Extracted from books:

  • bulletproof-frontend/ — From "Handcrafted CSS" (4 supporting files: CSS architecture, accessibility, responsive patterns, reference)
  • ui-design-fundamentals/ — Component design patterns (13 supporting files covering buttons, cards, colors, forms, grids, hero sections, modals, navigation, pricing, search, shadows, style guides, typography)

Captured from experience:

  • handle-issues/ — Batch GitHub issue processing
  • implement-issue/ — End-to-end implementation orchestration
  • process-pr/ — PR review workflow
  • review-ui/ — Parallel UI review with criteria files
  • write-docblocks/ — PHPDoc generation workflow
  • investigating-codebase-for-user-stories/ — Reverse-engineering requirements from code
  • writing-agents/ — Creating agent definitions (includes templates)

The YAML frontmatter description should focus on WHEN to use the skill, not WHAT it does. That's how Claude matches skills to situations.

The using-skills skill deserves special mention. It's enforced aggressively — wrapped in <EXTREMELY_IMPORTANT> tags and injected into every conversation via the session-start hook. It includes a rationalization table that catches excuses like "this is just a simple question" or "I'll just do this one thing first." Sounds heavy-handed, but without it Claude would skip skills constantly.

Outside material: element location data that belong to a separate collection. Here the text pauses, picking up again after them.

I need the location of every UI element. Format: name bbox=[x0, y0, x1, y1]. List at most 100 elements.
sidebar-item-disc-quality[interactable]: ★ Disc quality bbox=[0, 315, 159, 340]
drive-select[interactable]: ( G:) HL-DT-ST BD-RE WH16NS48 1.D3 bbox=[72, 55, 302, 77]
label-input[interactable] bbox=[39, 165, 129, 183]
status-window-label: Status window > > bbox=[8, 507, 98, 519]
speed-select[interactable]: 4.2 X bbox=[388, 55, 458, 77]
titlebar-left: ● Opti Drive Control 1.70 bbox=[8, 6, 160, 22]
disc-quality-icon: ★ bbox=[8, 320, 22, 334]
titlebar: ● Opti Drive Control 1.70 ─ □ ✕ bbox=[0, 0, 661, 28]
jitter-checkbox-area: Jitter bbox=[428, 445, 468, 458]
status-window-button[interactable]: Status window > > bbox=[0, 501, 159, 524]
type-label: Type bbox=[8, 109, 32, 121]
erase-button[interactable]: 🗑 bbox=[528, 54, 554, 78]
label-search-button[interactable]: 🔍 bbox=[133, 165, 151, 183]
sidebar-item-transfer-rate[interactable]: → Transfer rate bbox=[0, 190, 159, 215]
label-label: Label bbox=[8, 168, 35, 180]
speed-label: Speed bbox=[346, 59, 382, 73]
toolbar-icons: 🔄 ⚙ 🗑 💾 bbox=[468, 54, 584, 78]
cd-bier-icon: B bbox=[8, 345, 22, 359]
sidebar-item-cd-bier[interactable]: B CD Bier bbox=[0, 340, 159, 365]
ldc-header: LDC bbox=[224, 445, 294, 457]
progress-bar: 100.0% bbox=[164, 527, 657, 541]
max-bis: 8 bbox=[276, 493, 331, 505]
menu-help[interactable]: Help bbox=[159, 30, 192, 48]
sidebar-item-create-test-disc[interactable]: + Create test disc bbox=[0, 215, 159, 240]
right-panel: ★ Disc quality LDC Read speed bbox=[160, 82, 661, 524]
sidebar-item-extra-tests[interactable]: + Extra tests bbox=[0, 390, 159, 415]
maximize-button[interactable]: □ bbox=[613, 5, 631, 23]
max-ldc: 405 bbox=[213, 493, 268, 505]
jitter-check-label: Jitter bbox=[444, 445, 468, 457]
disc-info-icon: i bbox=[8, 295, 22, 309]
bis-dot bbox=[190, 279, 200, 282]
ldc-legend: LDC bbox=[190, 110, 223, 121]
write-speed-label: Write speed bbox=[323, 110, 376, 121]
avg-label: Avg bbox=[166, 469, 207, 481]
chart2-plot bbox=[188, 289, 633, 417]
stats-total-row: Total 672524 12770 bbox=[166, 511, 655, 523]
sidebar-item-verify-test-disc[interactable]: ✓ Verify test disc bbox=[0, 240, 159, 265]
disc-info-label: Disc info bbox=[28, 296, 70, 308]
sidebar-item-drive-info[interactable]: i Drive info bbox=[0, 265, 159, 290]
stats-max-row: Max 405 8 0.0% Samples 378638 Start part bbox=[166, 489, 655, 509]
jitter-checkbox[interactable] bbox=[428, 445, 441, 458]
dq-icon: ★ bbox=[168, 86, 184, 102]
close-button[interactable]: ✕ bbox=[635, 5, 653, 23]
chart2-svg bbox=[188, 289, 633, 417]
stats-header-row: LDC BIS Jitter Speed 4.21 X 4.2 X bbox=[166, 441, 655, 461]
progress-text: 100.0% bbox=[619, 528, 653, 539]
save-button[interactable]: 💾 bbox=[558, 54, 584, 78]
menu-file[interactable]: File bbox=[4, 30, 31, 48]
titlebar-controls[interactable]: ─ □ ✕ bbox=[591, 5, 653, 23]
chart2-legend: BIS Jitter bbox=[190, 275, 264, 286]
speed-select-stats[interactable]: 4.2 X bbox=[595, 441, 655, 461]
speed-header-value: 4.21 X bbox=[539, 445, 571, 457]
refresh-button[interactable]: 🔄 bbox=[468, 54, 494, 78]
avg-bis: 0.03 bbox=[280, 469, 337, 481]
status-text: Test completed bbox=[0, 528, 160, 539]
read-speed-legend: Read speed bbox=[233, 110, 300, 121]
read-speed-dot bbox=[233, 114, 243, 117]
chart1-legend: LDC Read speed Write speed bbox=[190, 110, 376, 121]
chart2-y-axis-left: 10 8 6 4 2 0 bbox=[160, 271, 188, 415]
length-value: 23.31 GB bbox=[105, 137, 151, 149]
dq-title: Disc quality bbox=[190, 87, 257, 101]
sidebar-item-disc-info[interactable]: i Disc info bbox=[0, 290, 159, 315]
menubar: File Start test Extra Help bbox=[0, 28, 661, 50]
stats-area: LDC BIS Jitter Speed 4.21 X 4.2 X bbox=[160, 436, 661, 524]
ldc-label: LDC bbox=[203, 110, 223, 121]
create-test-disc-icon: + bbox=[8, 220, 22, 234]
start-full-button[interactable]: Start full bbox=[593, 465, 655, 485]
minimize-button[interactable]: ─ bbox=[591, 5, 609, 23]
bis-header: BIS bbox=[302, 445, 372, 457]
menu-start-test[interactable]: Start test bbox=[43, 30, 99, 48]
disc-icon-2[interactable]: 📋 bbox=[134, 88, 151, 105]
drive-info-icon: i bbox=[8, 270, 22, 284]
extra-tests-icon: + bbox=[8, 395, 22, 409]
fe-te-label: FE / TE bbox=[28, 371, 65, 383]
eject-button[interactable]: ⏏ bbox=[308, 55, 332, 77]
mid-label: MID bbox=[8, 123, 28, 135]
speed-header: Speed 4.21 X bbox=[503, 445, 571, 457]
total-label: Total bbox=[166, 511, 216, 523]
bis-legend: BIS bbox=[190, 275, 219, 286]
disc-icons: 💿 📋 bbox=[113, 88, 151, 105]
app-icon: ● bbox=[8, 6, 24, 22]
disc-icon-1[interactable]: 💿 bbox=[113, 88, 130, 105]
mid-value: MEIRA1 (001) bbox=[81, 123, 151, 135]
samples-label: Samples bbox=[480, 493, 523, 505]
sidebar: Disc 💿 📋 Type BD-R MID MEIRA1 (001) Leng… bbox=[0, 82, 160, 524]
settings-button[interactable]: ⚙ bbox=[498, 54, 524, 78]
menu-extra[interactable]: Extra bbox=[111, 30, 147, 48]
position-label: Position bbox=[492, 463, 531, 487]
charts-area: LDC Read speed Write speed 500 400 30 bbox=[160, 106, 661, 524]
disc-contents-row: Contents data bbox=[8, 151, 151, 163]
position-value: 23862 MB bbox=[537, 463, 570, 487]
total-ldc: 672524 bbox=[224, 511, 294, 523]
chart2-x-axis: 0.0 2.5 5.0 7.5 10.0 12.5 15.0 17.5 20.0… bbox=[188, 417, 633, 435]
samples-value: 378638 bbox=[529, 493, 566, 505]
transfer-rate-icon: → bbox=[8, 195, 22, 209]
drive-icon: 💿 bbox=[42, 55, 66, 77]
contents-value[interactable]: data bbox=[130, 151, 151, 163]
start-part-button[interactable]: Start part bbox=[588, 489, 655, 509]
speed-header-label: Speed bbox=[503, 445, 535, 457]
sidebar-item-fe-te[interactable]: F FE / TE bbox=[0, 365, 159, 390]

Keep the main SKILL.md concise. Put detailed reference material in supporting files. The UI design skill has 13 separate docs. The systematic debugging skill has pressure tests to verify the skill holds up under urgency.

Hooks and Settings

The settings.json configures five hooks across three lifecycle events:

PostToolUse:

  • After any Edit or Write: Runs Laravel Pint on PHP files. Auto-formatting so I don't think about style.
  • After any Bash command: Runs post-pr-simplify.sh, which watches for gh pr create commands. When it detects a new PR, it triggers the fsa-code-simplifier agent to review the changed PHP files.

PreToolUse:

  • Before any Edit or Write: Blocks editing .env, .git/, credentials, or package-lock.json. Catches accidental sensitive file modifications.
  • Before any Bash command: Blocks any command containing deploy_to_production. Safety net for production deployments.

Notification:

  • On permission prompts or idle: Fires notify-send for a desktop notification. Useful when a long-running task needs my attention.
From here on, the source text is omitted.